Esa mezcla de tibieza, de solidaridad especial que es capaz de hermanar a dos mujeres en una situación como ésta, hizo que nos pusiéramos de pie y continuáramos abrazadas, en medio de la oscuridad, de la tristeza, de la soledad. Su perfume comenzó a inundarme. Tuve miedo de que se notara el endurecimiento de mis dos colinas de carne. Confieso que estuve a punto de soltarla y de salir huyendo para que mis latidos se pusieran en orden y porque además me aterraba la sola idea de empezar algo que después no podría controlar o que terminaría controlándome, cuando ella me pidió que no la soltara.

-Repítelo.

-No me sueltes- dijo casi en un hilo de voz y la carne suave de su boca estaba tan cerca de la carne anhelante de mis labios que, literalmente, me dejé besar. Levanté su vestido por arriba de su cabeza y lo dejé caer sobre el sofá, lo vi descender con lentitud, como si el aire se negara permitirle que cayera, como si fuera una hoja de papel etéreo que bajara suavemente. Mies dedos torpes necesitaron de su ayuda para que el broche de su sostén se soltara y cuando tuve a mi alcance dos lunas morenas hechas de miel me obligué a aceptar que no estaba soñando. Fuimos andando hacia una habitación y mientras me desnudaba parsimoniosamente, como si aun fuera posible que pudiera despertar en medio del frío de mi cuarto, Otilia me ofrecía el panorama de su cuerpo tendido de espaldas sobre la cama.
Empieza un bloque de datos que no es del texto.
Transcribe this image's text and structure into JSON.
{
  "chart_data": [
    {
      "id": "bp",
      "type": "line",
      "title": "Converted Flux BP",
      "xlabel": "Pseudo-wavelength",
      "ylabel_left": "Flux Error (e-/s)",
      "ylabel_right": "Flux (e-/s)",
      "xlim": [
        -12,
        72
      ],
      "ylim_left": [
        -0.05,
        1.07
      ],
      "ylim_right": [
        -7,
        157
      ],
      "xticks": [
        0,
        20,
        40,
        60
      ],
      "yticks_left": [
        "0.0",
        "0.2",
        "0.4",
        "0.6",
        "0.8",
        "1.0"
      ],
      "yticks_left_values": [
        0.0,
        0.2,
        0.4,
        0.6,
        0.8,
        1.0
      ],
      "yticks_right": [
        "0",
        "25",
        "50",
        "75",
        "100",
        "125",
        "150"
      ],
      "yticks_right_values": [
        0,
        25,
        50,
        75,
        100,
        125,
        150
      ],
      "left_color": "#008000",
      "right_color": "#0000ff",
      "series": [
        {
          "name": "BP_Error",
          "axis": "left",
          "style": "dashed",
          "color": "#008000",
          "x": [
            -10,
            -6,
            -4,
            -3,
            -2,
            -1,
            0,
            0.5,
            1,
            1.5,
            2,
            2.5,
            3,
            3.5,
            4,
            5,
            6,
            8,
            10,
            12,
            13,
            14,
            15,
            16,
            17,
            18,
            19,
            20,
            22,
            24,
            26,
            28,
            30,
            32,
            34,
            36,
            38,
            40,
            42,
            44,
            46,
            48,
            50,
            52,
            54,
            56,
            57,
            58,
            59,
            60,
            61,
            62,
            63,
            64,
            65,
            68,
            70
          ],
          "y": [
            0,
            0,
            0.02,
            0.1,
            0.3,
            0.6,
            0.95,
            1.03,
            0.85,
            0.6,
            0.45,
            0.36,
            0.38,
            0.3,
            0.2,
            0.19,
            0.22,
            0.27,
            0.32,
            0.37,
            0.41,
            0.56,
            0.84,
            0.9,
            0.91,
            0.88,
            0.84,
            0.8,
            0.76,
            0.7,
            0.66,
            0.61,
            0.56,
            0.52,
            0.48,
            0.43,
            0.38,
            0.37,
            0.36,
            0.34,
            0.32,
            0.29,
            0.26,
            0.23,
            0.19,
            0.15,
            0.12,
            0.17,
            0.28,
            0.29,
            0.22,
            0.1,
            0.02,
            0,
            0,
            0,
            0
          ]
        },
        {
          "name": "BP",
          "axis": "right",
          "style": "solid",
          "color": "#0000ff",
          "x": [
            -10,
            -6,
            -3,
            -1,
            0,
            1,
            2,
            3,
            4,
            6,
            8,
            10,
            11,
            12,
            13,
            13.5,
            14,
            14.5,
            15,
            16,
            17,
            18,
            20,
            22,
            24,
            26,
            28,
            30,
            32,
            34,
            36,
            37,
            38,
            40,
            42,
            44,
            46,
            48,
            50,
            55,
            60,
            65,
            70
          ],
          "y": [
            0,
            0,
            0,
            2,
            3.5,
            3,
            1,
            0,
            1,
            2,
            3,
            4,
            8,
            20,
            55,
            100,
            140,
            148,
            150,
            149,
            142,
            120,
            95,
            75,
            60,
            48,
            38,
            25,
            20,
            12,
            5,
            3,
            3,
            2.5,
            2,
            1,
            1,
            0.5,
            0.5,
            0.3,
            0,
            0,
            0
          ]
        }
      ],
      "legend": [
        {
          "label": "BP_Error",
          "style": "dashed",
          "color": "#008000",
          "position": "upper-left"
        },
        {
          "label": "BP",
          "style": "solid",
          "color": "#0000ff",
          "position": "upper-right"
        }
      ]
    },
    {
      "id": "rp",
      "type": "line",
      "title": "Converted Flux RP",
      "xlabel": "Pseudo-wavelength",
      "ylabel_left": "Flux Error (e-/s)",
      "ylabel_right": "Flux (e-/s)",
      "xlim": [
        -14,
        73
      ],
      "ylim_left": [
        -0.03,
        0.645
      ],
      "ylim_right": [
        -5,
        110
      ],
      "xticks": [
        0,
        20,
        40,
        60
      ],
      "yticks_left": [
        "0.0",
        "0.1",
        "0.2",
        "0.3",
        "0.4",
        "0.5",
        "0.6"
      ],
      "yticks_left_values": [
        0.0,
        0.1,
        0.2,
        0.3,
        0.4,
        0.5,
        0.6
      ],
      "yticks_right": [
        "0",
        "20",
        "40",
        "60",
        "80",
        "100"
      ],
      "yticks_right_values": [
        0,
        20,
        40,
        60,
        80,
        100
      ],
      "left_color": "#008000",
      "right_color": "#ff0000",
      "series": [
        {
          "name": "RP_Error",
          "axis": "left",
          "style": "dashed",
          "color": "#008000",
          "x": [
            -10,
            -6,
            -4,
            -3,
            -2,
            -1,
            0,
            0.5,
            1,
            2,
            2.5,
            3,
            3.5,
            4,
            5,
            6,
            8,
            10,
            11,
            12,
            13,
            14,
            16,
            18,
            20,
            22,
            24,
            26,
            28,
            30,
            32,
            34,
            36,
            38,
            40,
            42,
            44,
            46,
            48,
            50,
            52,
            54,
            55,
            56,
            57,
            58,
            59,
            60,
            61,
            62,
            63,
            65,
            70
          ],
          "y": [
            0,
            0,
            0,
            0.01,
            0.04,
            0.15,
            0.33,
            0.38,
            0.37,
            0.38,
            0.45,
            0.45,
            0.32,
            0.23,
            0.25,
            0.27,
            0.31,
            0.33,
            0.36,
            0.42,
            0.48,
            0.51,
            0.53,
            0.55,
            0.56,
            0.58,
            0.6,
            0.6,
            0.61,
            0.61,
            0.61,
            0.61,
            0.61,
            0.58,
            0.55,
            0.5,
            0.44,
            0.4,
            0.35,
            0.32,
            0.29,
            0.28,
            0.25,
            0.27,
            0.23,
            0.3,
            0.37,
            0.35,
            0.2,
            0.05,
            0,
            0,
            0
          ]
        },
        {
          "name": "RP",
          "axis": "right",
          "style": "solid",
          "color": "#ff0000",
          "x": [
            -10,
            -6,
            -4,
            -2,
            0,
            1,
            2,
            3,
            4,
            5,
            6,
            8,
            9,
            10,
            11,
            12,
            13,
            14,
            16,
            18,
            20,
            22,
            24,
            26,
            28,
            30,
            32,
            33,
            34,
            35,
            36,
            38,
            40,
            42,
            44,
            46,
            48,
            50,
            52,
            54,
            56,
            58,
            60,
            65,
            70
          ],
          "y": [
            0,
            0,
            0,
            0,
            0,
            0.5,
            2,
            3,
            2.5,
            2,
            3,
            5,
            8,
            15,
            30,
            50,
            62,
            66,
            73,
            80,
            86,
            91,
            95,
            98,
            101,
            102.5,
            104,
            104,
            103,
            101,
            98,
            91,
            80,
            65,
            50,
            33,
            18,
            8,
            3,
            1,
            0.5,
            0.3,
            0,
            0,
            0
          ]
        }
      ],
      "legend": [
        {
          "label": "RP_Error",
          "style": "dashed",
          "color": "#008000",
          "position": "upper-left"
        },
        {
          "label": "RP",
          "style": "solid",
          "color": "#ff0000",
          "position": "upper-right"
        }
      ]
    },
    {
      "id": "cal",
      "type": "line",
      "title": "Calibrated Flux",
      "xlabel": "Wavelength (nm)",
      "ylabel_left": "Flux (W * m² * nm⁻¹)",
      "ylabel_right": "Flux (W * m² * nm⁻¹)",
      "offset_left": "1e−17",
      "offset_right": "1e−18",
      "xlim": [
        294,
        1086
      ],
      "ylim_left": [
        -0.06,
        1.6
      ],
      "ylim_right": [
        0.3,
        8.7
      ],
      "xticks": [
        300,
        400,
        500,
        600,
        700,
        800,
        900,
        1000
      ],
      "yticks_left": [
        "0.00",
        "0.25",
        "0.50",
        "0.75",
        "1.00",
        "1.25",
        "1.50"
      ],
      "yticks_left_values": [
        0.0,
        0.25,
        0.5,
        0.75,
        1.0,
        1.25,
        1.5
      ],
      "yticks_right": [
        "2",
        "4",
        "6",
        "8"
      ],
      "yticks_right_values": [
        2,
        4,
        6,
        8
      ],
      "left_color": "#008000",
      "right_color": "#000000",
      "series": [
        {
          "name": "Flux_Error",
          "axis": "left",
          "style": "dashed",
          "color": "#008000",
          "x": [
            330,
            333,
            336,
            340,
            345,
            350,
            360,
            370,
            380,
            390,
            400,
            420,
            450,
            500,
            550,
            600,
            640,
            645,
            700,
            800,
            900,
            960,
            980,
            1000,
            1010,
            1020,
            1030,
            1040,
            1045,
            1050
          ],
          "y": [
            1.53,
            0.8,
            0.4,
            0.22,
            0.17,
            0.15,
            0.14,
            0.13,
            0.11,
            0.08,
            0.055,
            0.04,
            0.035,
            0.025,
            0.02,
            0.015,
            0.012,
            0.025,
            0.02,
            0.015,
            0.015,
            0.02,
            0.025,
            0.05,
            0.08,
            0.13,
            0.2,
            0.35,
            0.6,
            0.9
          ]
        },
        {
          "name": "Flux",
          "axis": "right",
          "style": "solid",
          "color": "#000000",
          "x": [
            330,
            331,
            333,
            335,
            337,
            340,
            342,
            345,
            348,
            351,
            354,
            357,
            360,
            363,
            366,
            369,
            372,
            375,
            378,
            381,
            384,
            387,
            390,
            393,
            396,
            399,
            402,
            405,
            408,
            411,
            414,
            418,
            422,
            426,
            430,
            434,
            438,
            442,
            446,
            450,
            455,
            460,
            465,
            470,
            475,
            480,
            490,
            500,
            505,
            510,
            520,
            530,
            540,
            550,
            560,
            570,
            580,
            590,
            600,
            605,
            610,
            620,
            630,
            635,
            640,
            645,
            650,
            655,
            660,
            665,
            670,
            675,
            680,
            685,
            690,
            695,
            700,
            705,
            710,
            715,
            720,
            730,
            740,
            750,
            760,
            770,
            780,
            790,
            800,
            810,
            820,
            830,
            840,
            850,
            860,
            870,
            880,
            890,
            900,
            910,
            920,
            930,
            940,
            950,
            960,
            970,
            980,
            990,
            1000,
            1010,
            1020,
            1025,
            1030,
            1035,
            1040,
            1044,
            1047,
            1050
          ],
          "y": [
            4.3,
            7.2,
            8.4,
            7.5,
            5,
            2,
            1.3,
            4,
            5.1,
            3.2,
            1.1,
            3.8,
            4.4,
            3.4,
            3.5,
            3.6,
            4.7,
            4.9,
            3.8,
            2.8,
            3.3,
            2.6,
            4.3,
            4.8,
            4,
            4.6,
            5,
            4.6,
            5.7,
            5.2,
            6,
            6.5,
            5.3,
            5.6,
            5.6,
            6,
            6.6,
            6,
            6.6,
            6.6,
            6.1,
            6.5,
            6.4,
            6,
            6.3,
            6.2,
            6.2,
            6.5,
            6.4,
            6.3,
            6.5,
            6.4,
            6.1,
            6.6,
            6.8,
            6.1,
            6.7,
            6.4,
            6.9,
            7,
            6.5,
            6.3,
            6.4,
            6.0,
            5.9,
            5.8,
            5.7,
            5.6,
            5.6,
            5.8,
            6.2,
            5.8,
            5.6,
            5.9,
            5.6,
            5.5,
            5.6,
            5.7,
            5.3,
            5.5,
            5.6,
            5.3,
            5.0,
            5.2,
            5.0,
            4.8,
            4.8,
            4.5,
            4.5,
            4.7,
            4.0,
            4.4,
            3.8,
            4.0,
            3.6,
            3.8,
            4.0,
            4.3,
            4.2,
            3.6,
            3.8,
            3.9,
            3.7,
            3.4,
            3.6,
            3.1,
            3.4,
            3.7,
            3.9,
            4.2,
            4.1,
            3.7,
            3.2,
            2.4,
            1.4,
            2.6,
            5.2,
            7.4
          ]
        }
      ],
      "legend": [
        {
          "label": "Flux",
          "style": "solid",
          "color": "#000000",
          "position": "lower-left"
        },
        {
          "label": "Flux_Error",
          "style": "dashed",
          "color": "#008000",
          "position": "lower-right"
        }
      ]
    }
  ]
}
Dejé que mis manos soñaran sobre cada oquedad recorrieran con el deleite de un niño ante un juguete nuevo cada punto de su piel erizada. Nos abrazamos después para darnos el beso más largo que dos mujeres se hayan dado y, cuando estábamos a punto de quedar sin aliento, mi boca fue bajando y, aunque de sus pezones no manaba ambrosía, yo sí la sentí , y aunque el territorio de su sexo no hubiera ningú sortilegio mi lengua descubrió la ebriedad de la magia y la música de la espuma. La danza de su pelvis se tornó frenética hasta que en el último instante de tensión la sentí estirarse toda y relajarse luego, semejante a la ola que al dar con la rompiente se deshace en un manto luminoso de burbujas. Los dedos de Otilia buscaron en mi pubis, peinaron delicadamente un teritorio de musgo y penetraron con temerosa lentitud hasta que la sentí bajar y en pocos embates de un estilete hacho de miel y terciopelo alcancé un país de nubes y sentí que en mi sangre galopaban pegasos y mi gemido fue un aleteo que quería imitar la voz de los violines y me dormí después, para que la realidad se convitiera en sueño. Me despertó el sol alto que se colaba entre las cortinas. Mis ojos entreabiertos presintieron y después dibujaron la figura desnuda de Otilia, de pie junto a la cama, la leve redondez de su vientre, un triangulito prolijamente recortado sobre su sexo, copos de chocolate erguidos más arriba, y su sonrisa pícara, desafiante, plena.

Un reloj de pared marcaba las nueve.

-Te juego una carrera hasta la ducha- dijo.

La seguí, y cuando me hube lavado los dientes con un ejuague bucal, me reuní con ella bajo el chorro de agua tibia. Me dejé enjabonar como una niña y después hicimos el amor sobre su cama, esta vez sin urgencias, sin temores, segura de que ella no estaba arrepentida de nada.

-¿Tú crees que debiéramos hablar?- me preguntó después, todavía jadeante, recostada sobre mi pecho.

-Me parece que sí- dije mientras recuperaba el aliento.

-Estoy muerta de hambre ¿y tú?

-También.

-¡Qué bueno!- festejó –parece que estamos de acuerdo.